Figma Is Funding Its Own Disruption as Claude Design Targets Its Core User Base
A widely-shared analysis argues that Figma's AI strategy is undermined by a structural contradiction: 67% of its users aren't designers and are now prime candidates to skip Figma entirely for AI-native tools like Claude Design — while Figma simultaneously pays Anthropic for the inference tokens powering its own AI features.

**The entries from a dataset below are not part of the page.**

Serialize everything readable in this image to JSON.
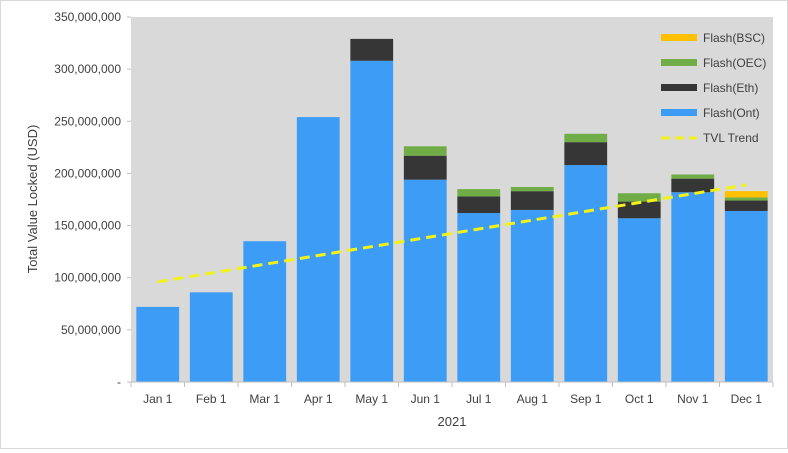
{
  "chart_data": {
    "type": "bar",
    "stacked": true,
    "title": "",
    "xlabel": "2021",
    "ylabel": "Total Value Locked (USD)",
    "ylim": [
      0,
      350000000
    ],
    "yticks": [
      {
        "value": 0,
        "label": "-"
      },
      {
        "value": 50000000,
        "label": "50,000,000"
      },
      {
        "value": 100000000,
        "label": "100,000,000"
      },
      {
        "value": 150000000,
        "label": "150,000,000"
      },
      {
        "value": 200000000,
        "label": "200,000,000"
      },
      {
        "value": 250000000,
        "label": "250,000,000"
      },
      {
        "value": 300000000,
        "label": "300,000,000"
      },
      {
        "value": 350000000,
        "label": "350,000,000"
      }
    ],
    "categories": [
      "Jan 1",
      "Feb 1",
      "Mar 1",
      "Apr 1",
      "May 1",
      "Jun 1",
      "Jul 1",
      "Aug 1",
      "Sep 1",
      "Oct 1",
      "Nov 1",
      "Dec 1"
    ],
    "series": [
      {
        "name": "Flash(Ont)",
        "color": "#3d9cf5",
        "values": [
          72000000,
          86000000,
          135000000,
          254000000,
          308000000,
          194000000,
          162000000,
          165000000,
          208000000,
          157000000,
          182000000,
          164000000
        ]
      },
      {
        "name": "Flash(Eth)",
        "color": "#363636",
        "values": [
          0,
          0,
          0,
          0,
          21000000,
          23000000,
          16000000,
          18000000,
          22000000,
          16000000,
          13000000,
          10000000
        ]
      },
      {
        "name": "Flash(OEC)",
        "color": "#70ad47",
        "values": [
          0,
          0,
          0,
          0,
          0,
          9000000,
          7000000,
          4000000,
          8000000,
          8000000,
          4000000,
          3000000
        ]
      },
      {
        "name": "Flash(BSC)",
        "color": "#ffc000",
        "values": [
          0,
          0,
          0,
          0,
          0,
          0,
          0,
          0,
          0,
          0,
          0,
          6000000
        ]
      }
    ],
    "trend": {
      "name": "TVL Trend",
      "color": "#f2f21a",
      "start": 96000000,
      "end": 189000000
    },
    "legend": {
      "placement": "top-right",
      "order": [
        "Flash(BSC)",
        "Flash(OEC)",
        "Flash(Eth)",
        "Flash(Ont)",
        "TVL Trend"
      ]
    },
    "plot_background": "#d9d9d9",
    "grid": false
  }
}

Original sourceMartin Alderson's analysis of Figma's competitive position in the wake of Claude Design has struck a nerve across the design and SaaS investment communities. The core argument: Figma is caught in a double bind. On one side, Claude Design (Anthropic's forthcoming direct-to-artifact design tool) targets the 67% of Figma's user base that consists of non-designers — PMs, engineers, marketers — who use Figma primarily to annotate, review, or consume design files rather than create them. These users are exactly the people who would happily skip Figma's learning curve for an AI-native alternative.
On the other side, Figma's own AI roadmap runs on Anthropic's models, meaning Figma pays per-token fees to the same company now competing directly with it. Alderson frames this as structurally analogous to a landlord who rents to a competitor — the relationship can't be cleanly exited without degrading the product.
The broader pattern Alderson identifies is one of frontier AI labs as de facto product studios: with access to frontier models and engineering talent, Anthropic (and OpenAI, Google) can build what would have taken a 50-person product team three years in weeks. Traditional SaaS moats — SSO integrations, plugin ecosystems, multiplayer infrastructure — don't protect against a competitor who can rebuild core functionality as a demo and ship it in a quarter.
Figma is not alone. The same dynamic applies to any SaaS tool where the core workflow can be described in a prompt. Design, writing, spreadsheets, and code review are all exposed. The question for incumbents is whether the distribution moat (Figma's 4 million users, enterprise contracts) can outlast the capability gap — and Alderson argues the timeline for that is shorter than most boards are modeling.
Panel Takes
The Builder
Developer Perspective
“The Anthropic dependency is the most interesting angle here — it's not just competitive pressure, it's a supply chain that makes the competition worse. If you're building a SaaS product in a category that can be described in a prompt, this analysis should be required reading for your product strategy meeting.”
The Skeptic
Reality Check
“Figma has survived aggressive competition before (Sketch, Adobe XD) by being genuinely better at the workflow designers actually do. Claude Design is impressive for mockups but doesn't yet handle the collaborative review, design system enforcement, and handoff workflows that make Figma sticky in enterprise. The '67% non-designers' stat is real but those users are also the least likely to advocate for switching platforms.”
The Futurist
Big Picture
“This is a pattern we'll see dozens of times in the next 18 months: SaaS incumbents who adopted AI assistance discovering they accidentally trained users to expect AI-native workflows — which the incumbents themselves can't deliver as well as purpose-built alternatives. Figma is the case study for a structural category disruption that has nothing to do with competitive strategy and everything to do with user expectation drift.”